The Flock was released this week, created for Great Big Story, part of CNN-owned Global Media Company.

Puffins are part of a new documentary shot in Witless Bay. (Scott Leslie)

Battle of Witless Bay

Shereshewsky and Robibero discovered the story of the town's controversy on Wikipedia, a free online encyclopedia members of the public can contribute to. 

"I was reading about the town of Witless Bay and there was a part where there was like, some kind of controversy bar in the page. And it was saying that the town council had recently hired a lawyer to ... intimidate the town, because there's some crazy things going on on social media. So we kind of dove into that," said Robibero.

People were pretty open to talking to us, and were really honest on camera.- Beryl Shereshewsky

Lorna Yard runs a local news publication in Witless Bay, and is vehemently opposed to the construction of a small house in a location called Ragged Beach, which is across the water from the Witless Bay Ecological Reserve, an island chock-full of puffins.

Yard, and other concerned citizens, believe that it is environmentally unsafe for development to take place so close to the reserve. 

The Churchill family, who own the property near Ragged Beach, have told CBC News they feel attacked by Yard and see no issue with their little house. 

And the filmmakers believe that battle presents themes of climate change that are indicative of a global issue.

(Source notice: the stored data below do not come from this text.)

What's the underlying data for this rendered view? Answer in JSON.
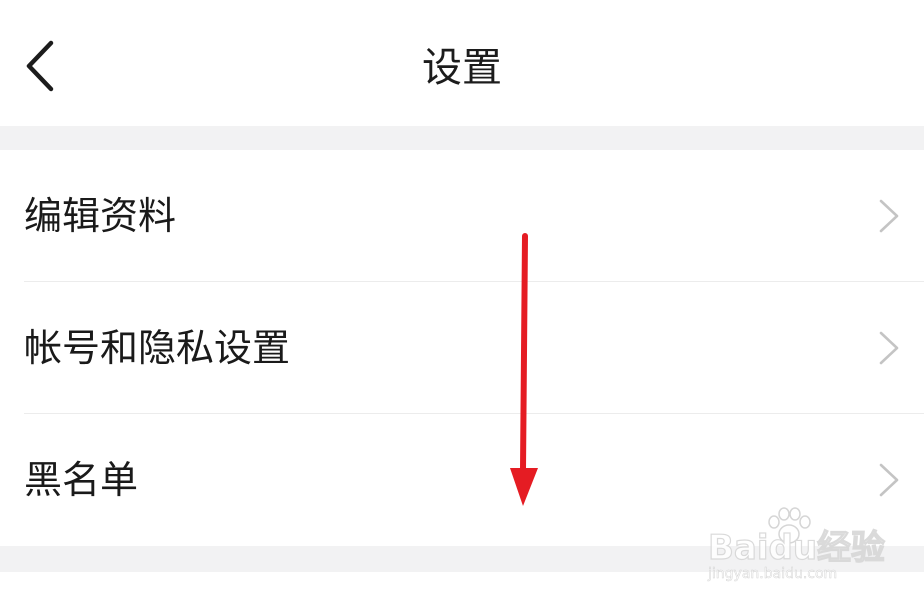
{
  "header": {
    "title": "设置",
    "back_icon": "chevron-left-icon"
  },
  "settings": {
    "items": [
      {
        "label": "编辑资料",
        "icon": "chevron-right-icon"
      },
      {
        "label": "帐号和隐私设置",
        "icon": "chevron-right-icon"
      },
      {
        "label": "黑名单",
        "icon": "chevron-right-icon"
      }
    ]
  },
  "annotation": {
    "arrow_color": "#e51c23",
    "direction": "down"
  },
  "watermark": {
    "logo_text": "Baidu经验",
    "url": "jingyan.baidu.com"
  },
  "colors": {
    "background": "#f2f2f3",
    "surface": "#ffffff",
    "text": "#1a1a1a",
    "chevron": "#c4c4c4"
  }
}
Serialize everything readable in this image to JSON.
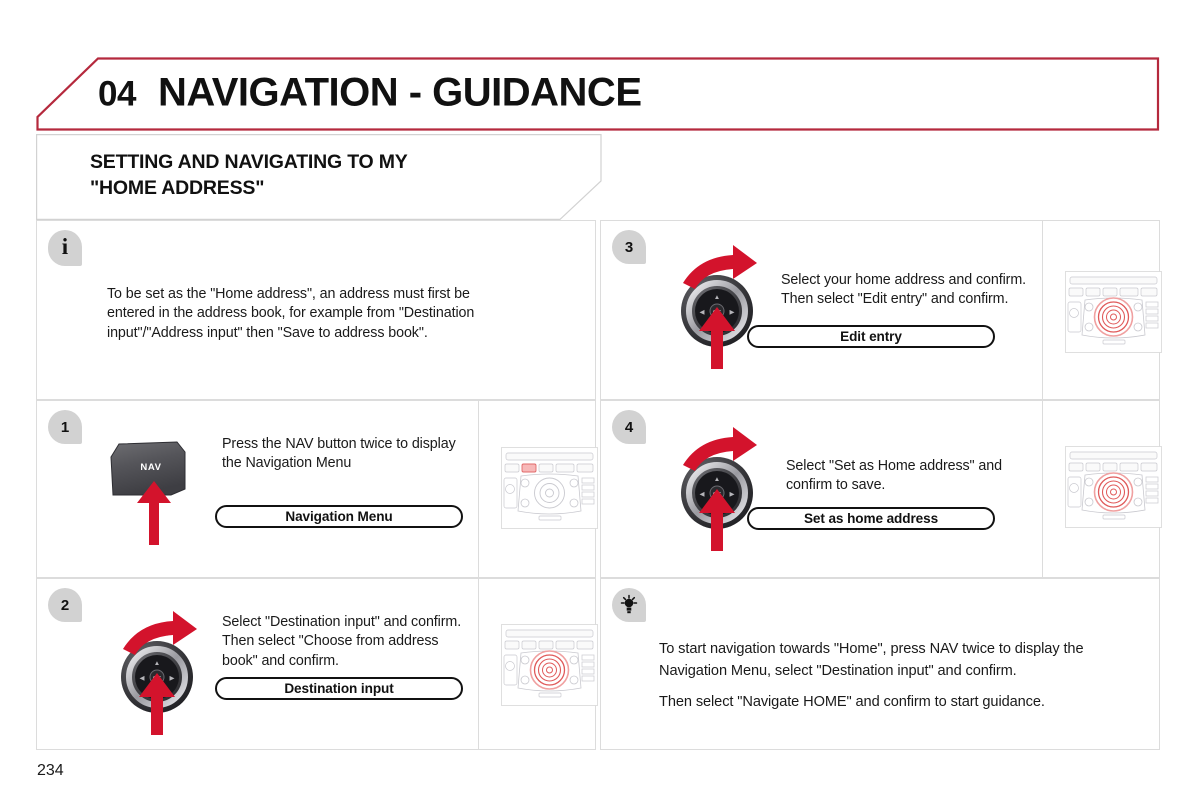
{
  "page": {
    "number": "234",
    "accent_color": "#b5293d",
    "badge_color": "#d2d2d2",
    "arrow_color": "#d3132c"
  },
  "header": {
    "chapter_number": "04",
    "title": "NAVIGATION - GUIDANCE"
  },
  "subtitle": {
    "text": "SETTING AND NAVIGATING TO MY\n\"HOME ADDRESS\""
  },
  "info_note": {
    "badge": "i",
    "icon": "info-icon",
    "text": "To be set as the \"Home address\", an address must first be\nentered in the address book, for example from \"Destination\ninput\"/\"Address input\" then \"Save to address book\"."
  },
  "steps": [
    {
      "badge": "1",
      "art": "nav-button",
      "text": "Press the NAV button twice to display\nthe Navigation Menu",
      "pill": "Navigation Menu",
      "thumb": "dashboard-nav-highlight",
      "button_label": "NAV"
    },
    {
      "badge": "2",
      "art": "rotary-knob",
      "text": "Select \"Destination input\" and confirm.\nThen select \"Choose from address\nbook\" and confirm.",
      "pill": "Destination input",
      "thumb": "dashboard-knob-highlight"
    },
    {
      "badge": "3",
      "art": "rotary-knob",
      "text": "Select your home address and confirm.\nThen select \"Edit entry\" and confirm.",
      "pill": "Edit entry",
      "thumb": "dashboard-knob-highlight"
    },
    {
      "badge": "4",
      "art": "rotary-knob",
      "text": "Select \"Set as Home address\" and\nconfirm to save.",
      "pill": "Set as home address",
      "thumb": "dashboard-knob-highlight"
    }
  ],
  "tip_note": {
    "icon": "lightbulb-icon",
    "line1": "To start navigation towards \"Home\", press NAV twice to display the Navigation Menu, select \"Destination input\" and confirm.",
    "line2": "Then select \"Navigate HOME\" and confirm to start guidance."
  }
}
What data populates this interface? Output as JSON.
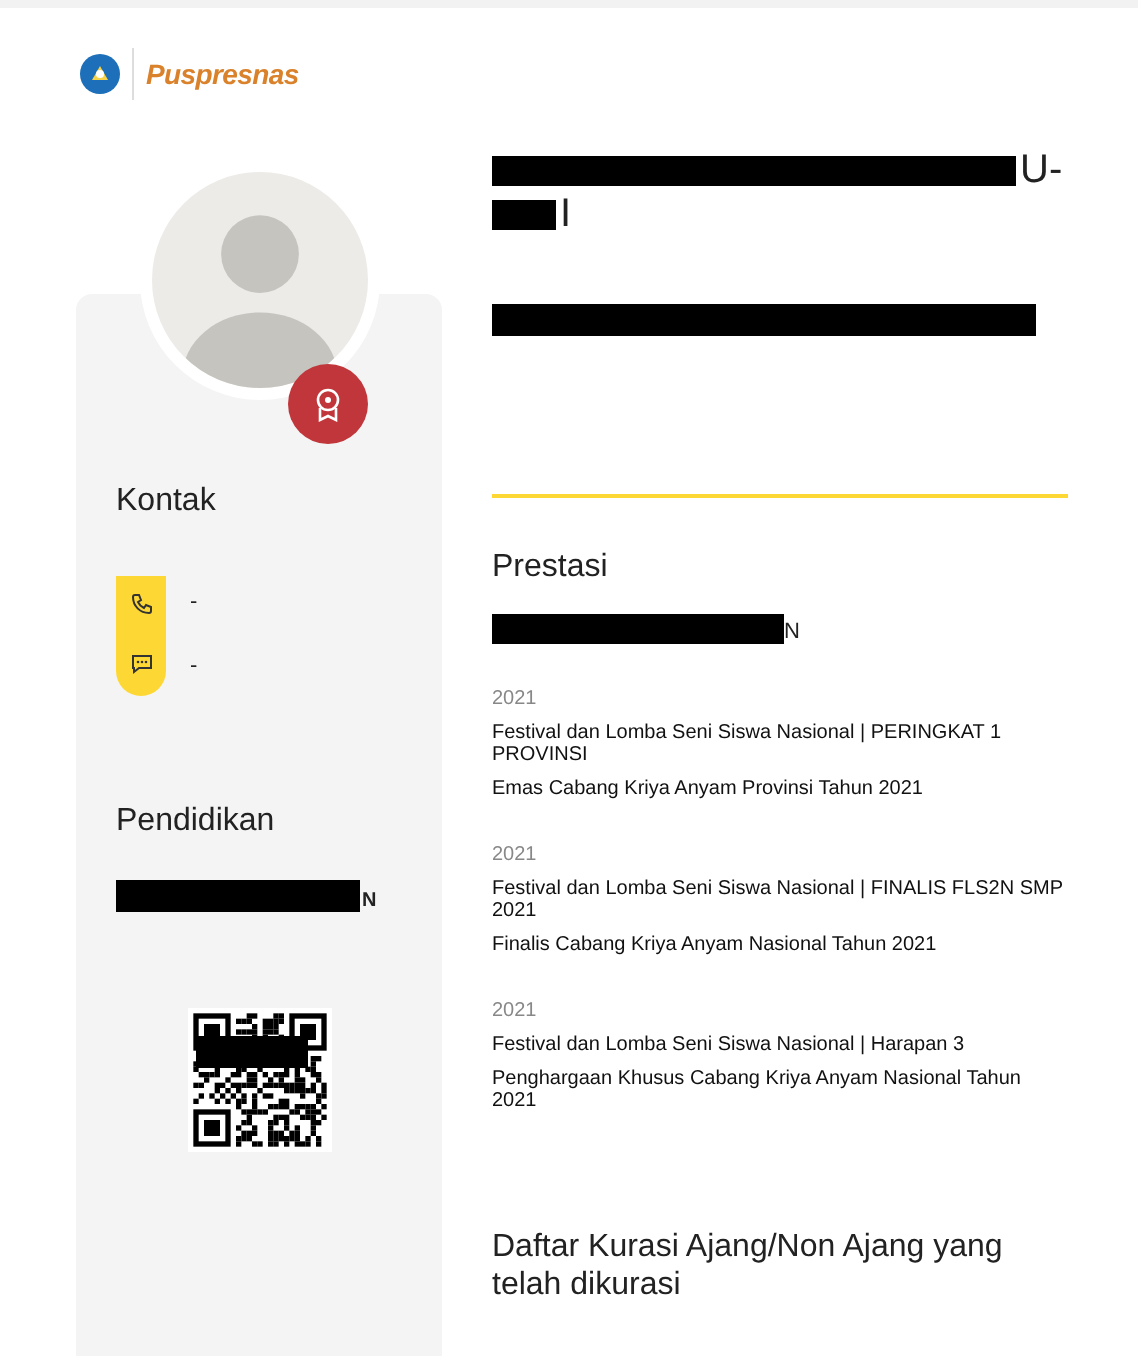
{
  "header": {
    "logo_text": "Puspresnas"
  },
  "profile": {
    "name_lines": [
      {
        "visible_tail": "U-"
      },
      {
        "visible_tail": "I"
      }
    ],
    "subtitle_redacted": true
  },
  "contact": {
    "title": "Kontak",
    "items": [
      {
        "kind": "phone",
        "value": "-"
      },
      {
        "kind": "chat",
        "value": "-"
      }
    ]
  },
  "education": {
    "title": "Pendidikan",
    "visible_tail": "N"
  },
  "achievements": {
    "title": "Prestasi",
    "school_visible_tail": "N",
    "items": [
      {
        "year": "2021",
        "event": "Festival dan Lomba Seni Siswa Nasional | PERINGKAT 1 PROVINSI",
        "award": "Emas Cabang Kriya Anyam Provinsi Tahun 2021"
      },
      {
        "year": "2021",
        "event": "Festival dan Lomba Seni Siswa Nasional | FINALIS FLS2N SMP 2021",
        "award": "Finalis Cabang Kriya Anyam Nasional Tahun 2021"
      },
      {
        "year": "2021",
        "event": "Festival dan Lomba Seni Siswa Nasional | Harapan 3",
        "award": "Penghargaan Khusus Cabang Kriya Anyam Nasional Tahun 2021"
      }
    ]
  },
  "curation": {
    "title": "Daftar Kurasi Ajang/Non Ajang yang telah dikurasi"
  }
}
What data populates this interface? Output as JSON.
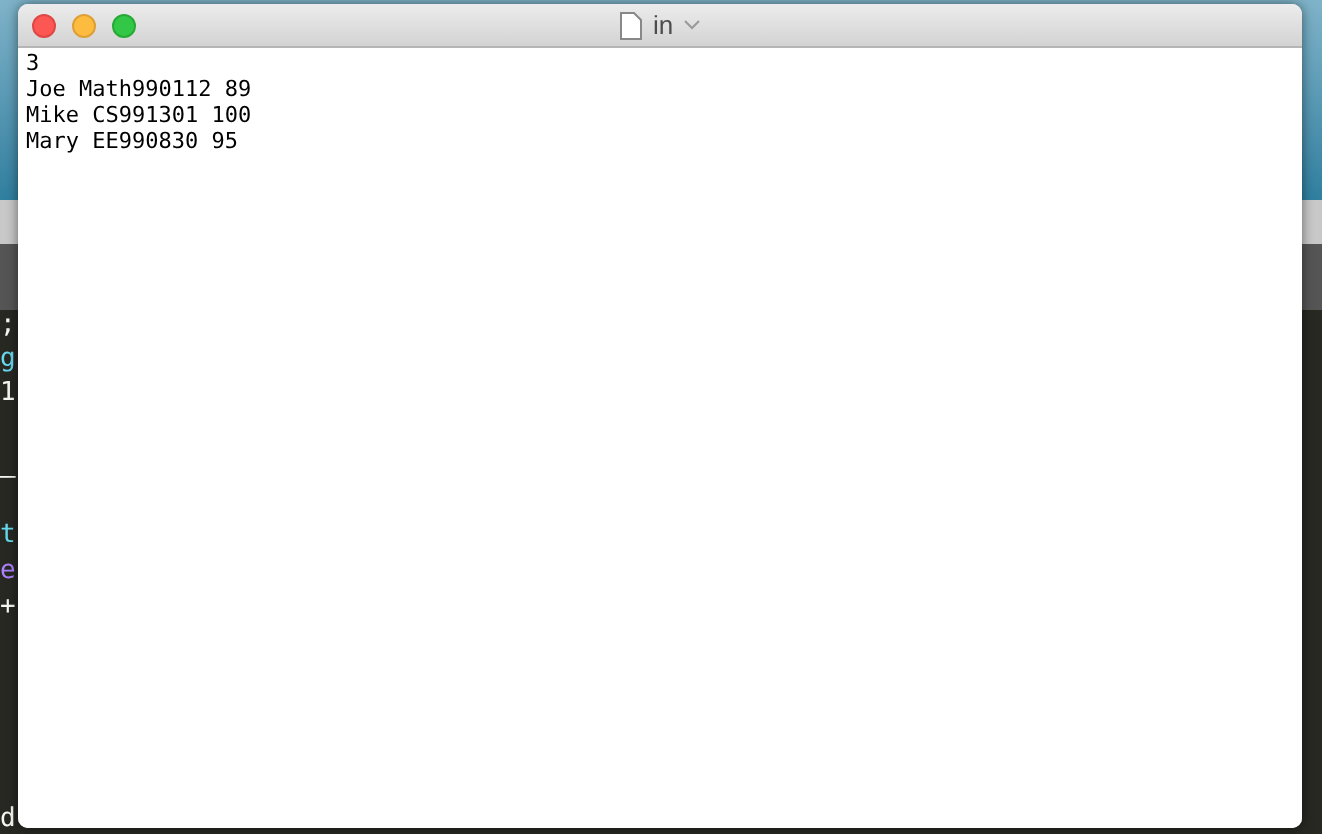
{
  "background_editor": {
    "fragments": [
      {
        "text": ";",
        "color": "#f8f8f2"
      },
      {
        "text": "g",
        "color": "#66d9ef"
      },
      {
        "text": "1",
        "color": "#f8f8f2"
      },
      {
        "text": "—",
        "color": "#f8f8f2"
      },
      {
        "text": "t",
        "color": "#66d9ef"
      },
      {
        "text": "e",
        "color": "#ae81ff"
      },
      {
        "text": "+",
        "color": "#f8f8f2"
      },
      {
        "text": "d",
        "color": "#f8f8f2"
      }
    ]
  },
  "window": {
    "title": "in"
  },
  "document": {
    "lines": [
      "3",
      "Joe Math990112 89",
      "Mike CS991301 100",
      "Mary EE990830 95"
    ]
  }
}
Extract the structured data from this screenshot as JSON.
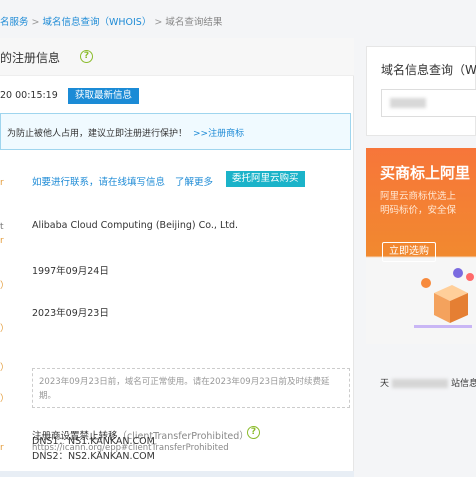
{
  "breadcrumb": {
    "item1": "名服务",
    "item2": "域名信息查询（WHOIS）",
    "item3": "域名查询结果",
    "sep": ">"
  },
  "section": {
    "title": "的注册信息",
    "help": "?"
  },
  "refresh": {
    "time": "20 00:15:19",
    "button": "获取最新信息"
  },
  "notice": {
    "text": "为防止被他人占用，建议立即注册进行保护！",
    "link": ">>注册商标"
  },
  "contact": {
    "link": "如要进行联系，请在线填写信息",
    "learn_more": "了解更多",
    "buy_button": "委托阿里云购买"
  },
  "side_marks": [
    "r",
    "t",
    "r",
    "）",
    "）",
    "）",
    "）",
    "r",
    "r"
  ],
  "registrar": "Alibaba Cloud Computing (Beijing) Co., Ltd.",
  "created": "1997年09月24日",
  "expires": "2023年09月23日",
  "expire_note": "2023年09月23日前，域名可正常使用。请在2023年09月23日前及时续费延期。",
  "status": {
    "text": "注册商设置禁止转移",
    "code": "（clientTransferProhibited）",
    "help": "?",
    "url": "https://icann.org/epp#clientTransferProhibited"
  },
  "dns": [
    "DNS1：NS1.KANKAN.COM",
    "DNS2：NS2.KANKAN.COM"
  ],
  "right": {
    "title": "域名信息查询（W",
    "ad": {
      "title": "买商标上阿里",
      "sub1": "阿里云商标优选上",
      "sub2": "明码标价，安全保",
      "button": "立即选购"
    },
    "footer_prefix": "天",
    "footer_suffix": "站信息"
  },
  "colors": {
    "link": "#1e8bd6",
    "primary_button": "#1b8bd6",
    "buy_button": "#1bb3c9",
    "ad_orange": "#f7763a",
    "help_green": "#8cbc2d"
  }
}
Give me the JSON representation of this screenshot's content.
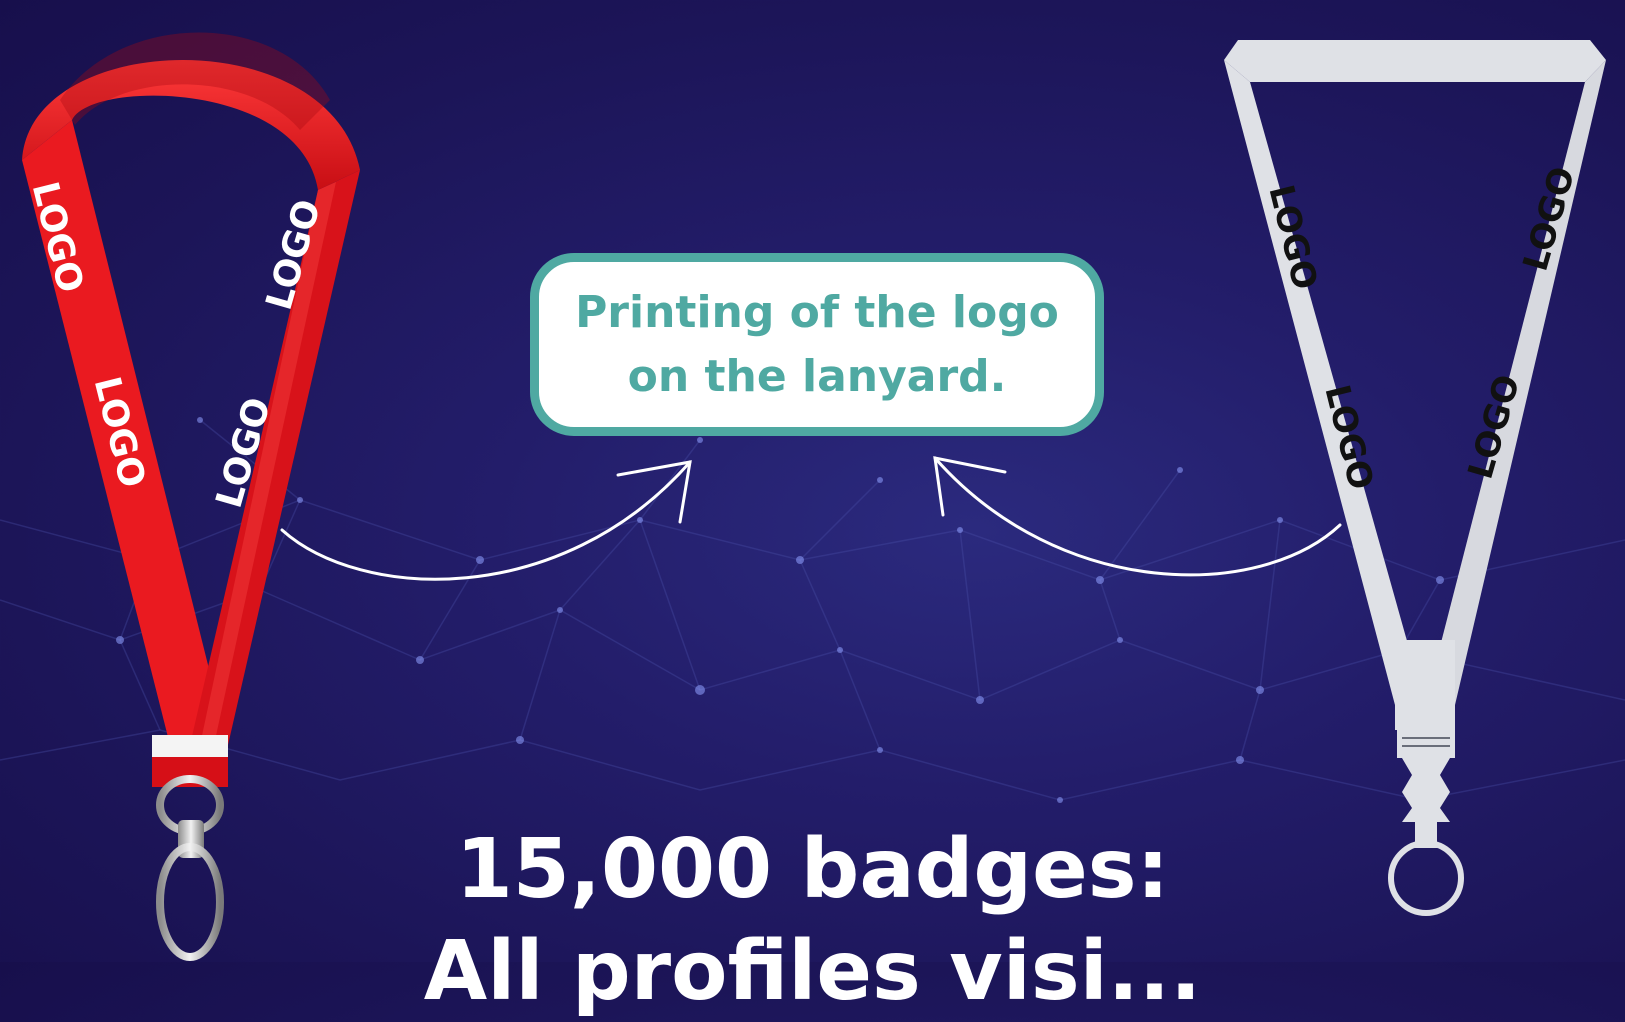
{
  "colors": {
    "accent_teal": "#4fa9a2",
    "lanyard_red": "#e8141c",
    "lanyard_white": "#dfe1e6",
    "background": "#1c1558"
  },
  "lanyards": {
    "red": {
      "logo_text": "LOGO",
      "logo_color": "#ffffff"
    },
    "white": {
      "logo_text": "LOGO",
      "logo_color": "#111111"
    }
  },
  "callout": {
    "text": "Printing of the logo on the lanyard."
  },
  "headline": {
    "line1": "15,000 badges:",
    "line2": "All profiles visi..."
  }
}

"It might seem like it's a small town story, but in reality what's happening there is being echoed everywhere in the world. You know, human development, where people are living closer to the coast, interactions with animals. How do you create that balance? How do we make sure that everybody is happy?" Shereshewsky said.

Word travels fast

The filmmakers said when they arrived in Witless Bay for a week in August 2018, getting puffins on film was a challenge – and they only saw four between their timing and the fog.

The puffin patrol releasing a wild puffin that had wandered into a developed area. (CBC)

"We were a little unlucky in that most of the puffins had been caught by then," Robibero told the St. John's Morning Show.

However, they were lucky when it came to people to interview for their documentary. 

"Gossip gets around pretty quickly in small towns like Witless Bay. So yeah, it almost seemed like everyone knew who we were within like two days," said Robibero

"People were pretty open to talking to us and were really honest on camera," added Shereshewsky.

Keeping it impartial was key 

In a documentary that centres around a heated debate between two sides, the filmmakers said remaining impartial was tough. 

"We're there to document something that's happening. We're not there to pick a side," said Shereshewsky.

The reaction from viewers has been split, and Shereshewsky takes that as a good sign.

"There have been people that have fallen on both sides, where some people have left the film really kind of believing in Lorna's cause. Then other people have left the film really believing in Anne Marie [Churchill]. For me, that was actually really validating… We don't want our opinions to come through in this edit," she explained.